The central point is not difficult to grasp even if the implications are far-reaching. The Prince of Wales made the point well recently when he said :

"Most of all, we have to find a way of doing something about the burden of international debt. I really don't see how developing countries can be expected to achieve sustainable development and at the same time meet huge debt repayments."

If there is to be any hope for development in the 1990s, debt relief is essential. The Government should realise that there are several policies that they could and should implement. First, tax relief on provisions set aside by commercial banks should be made conditional on debt relief. Debts must be written down in practice, not just on paper.

Secondly, new procedures must be established to adjudicate on illegitimate debts involving allegations of corruption such as the $2.3 billion nuclear power station in the Philippines to which I referred.

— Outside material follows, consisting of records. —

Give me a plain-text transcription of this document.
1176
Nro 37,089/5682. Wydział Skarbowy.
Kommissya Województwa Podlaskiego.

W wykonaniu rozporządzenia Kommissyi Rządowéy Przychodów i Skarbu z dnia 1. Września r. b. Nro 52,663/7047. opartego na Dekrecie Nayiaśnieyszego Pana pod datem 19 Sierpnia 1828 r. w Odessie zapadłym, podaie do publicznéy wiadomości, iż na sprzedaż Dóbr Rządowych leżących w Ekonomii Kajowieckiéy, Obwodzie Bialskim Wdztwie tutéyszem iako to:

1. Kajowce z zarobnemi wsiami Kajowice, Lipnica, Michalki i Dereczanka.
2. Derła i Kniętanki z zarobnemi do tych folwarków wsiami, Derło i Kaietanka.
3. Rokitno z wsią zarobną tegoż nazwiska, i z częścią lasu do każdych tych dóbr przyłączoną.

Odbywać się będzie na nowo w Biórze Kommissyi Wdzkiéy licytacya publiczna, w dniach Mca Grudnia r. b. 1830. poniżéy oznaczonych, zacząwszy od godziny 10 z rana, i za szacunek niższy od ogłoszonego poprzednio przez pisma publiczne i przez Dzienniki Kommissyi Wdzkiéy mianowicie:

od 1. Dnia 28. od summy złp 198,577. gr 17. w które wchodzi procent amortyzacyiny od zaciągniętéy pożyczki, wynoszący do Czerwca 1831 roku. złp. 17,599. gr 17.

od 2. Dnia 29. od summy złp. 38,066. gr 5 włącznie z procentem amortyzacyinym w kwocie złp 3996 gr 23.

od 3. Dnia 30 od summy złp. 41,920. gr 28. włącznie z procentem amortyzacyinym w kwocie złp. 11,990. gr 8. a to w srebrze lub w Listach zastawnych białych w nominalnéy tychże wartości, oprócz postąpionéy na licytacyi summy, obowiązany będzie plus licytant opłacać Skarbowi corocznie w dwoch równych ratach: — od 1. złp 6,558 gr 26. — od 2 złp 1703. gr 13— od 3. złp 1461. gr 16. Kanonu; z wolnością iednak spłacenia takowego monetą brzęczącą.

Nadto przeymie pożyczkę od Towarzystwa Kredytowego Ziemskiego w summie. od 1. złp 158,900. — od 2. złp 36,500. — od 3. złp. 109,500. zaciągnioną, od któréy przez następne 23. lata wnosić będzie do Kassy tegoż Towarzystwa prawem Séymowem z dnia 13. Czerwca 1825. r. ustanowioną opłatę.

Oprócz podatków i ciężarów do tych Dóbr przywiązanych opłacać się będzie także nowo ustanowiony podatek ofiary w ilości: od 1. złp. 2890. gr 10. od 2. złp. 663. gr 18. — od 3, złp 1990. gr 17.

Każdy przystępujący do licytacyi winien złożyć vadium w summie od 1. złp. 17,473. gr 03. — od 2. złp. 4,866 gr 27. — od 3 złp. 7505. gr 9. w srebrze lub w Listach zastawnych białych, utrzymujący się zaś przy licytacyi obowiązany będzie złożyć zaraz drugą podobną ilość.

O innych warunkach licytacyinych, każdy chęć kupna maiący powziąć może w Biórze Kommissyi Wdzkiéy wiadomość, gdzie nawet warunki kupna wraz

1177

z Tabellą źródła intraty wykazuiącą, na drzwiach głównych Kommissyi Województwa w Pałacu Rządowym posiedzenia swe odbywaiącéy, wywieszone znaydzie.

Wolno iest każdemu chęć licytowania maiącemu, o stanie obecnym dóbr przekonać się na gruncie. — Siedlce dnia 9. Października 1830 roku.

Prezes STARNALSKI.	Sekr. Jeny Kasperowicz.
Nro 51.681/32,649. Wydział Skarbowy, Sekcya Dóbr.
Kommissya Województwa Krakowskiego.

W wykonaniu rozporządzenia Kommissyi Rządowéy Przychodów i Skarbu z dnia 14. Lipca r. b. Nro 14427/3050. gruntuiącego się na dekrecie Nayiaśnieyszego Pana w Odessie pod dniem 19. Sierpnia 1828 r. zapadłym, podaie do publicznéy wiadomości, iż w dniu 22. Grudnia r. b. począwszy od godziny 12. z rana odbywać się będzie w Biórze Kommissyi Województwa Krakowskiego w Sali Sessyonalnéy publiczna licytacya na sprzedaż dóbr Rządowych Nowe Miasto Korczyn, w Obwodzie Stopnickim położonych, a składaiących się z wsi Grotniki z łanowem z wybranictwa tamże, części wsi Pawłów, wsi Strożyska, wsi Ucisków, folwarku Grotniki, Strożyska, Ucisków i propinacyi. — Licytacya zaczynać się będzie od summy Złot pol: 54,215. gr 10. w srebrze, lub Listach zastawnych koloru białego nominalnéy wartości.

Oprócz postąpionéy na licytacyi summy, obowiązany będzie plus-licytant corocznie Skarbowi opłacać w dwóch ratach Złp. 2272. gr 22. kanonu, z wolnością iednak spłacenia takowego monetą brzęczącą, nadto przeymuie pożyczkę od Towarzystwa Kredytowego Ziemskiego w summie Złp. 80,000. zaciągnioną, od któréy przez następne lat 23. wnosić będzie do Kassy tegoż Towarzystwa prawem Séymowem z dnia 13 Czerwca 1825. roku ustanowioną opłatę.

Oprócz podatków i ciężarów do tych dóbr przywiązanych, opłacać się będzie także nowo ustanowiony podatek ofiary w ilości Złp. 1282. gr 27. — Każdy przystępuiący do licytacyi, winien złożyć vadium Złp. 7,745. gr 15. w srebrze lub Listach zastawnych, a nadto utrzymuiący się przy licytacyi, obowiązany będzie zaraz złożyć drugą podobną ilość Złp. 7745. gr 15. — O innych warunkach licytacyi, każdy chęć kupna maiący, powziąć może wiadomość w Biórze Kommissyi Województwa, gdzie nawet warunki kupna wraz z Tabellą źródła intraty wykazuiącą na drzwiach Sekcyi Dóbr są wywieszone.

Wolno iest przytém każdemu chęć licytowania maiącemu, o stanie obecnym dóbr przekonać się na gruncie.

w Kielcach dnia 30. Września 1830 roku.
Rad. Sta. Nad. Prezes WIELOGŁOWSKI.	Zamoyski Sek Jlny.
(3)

Thirdly, the Government should consider establishing a special scheme to give additional debt relief to finance environmental protection measures in developing countries. That should apply not just to national parks but to major reforms such as agrarian reform aimed at reducing a country's dependence on exploiting and exporting natural resources and finding sustainable livelihoods for the poor. Fourthly, Governments should revise the instructions to the IMF and the World bank so that they can be more assertive in pursuing debt reduction.

Fifthly, the Government must back international debt relief initiatives with legislation and regulations that ensure that all commercial banks take their share of the burden.

Finally, new initiatives on commercial debt must be accompanied by substantial action on official debt. The new Trinidad terms are another welcome small step, but they leave out many countries. They also leave out the EEC and World bank debt and they leave too much debt still to be paid by the very poorest of all.

In his speech setting out the Trinidad terms for dealing with debt owed by the poorest countries to Governments and official agencies, the then Chancellor of the Exchequer said :

"I would look for a comparable response from the banks in the claims they hold."

If the Government want to show how seriously they take their new Prime Minister's words, they could start translating those hopes into regulations to promote reductions in commercial debt.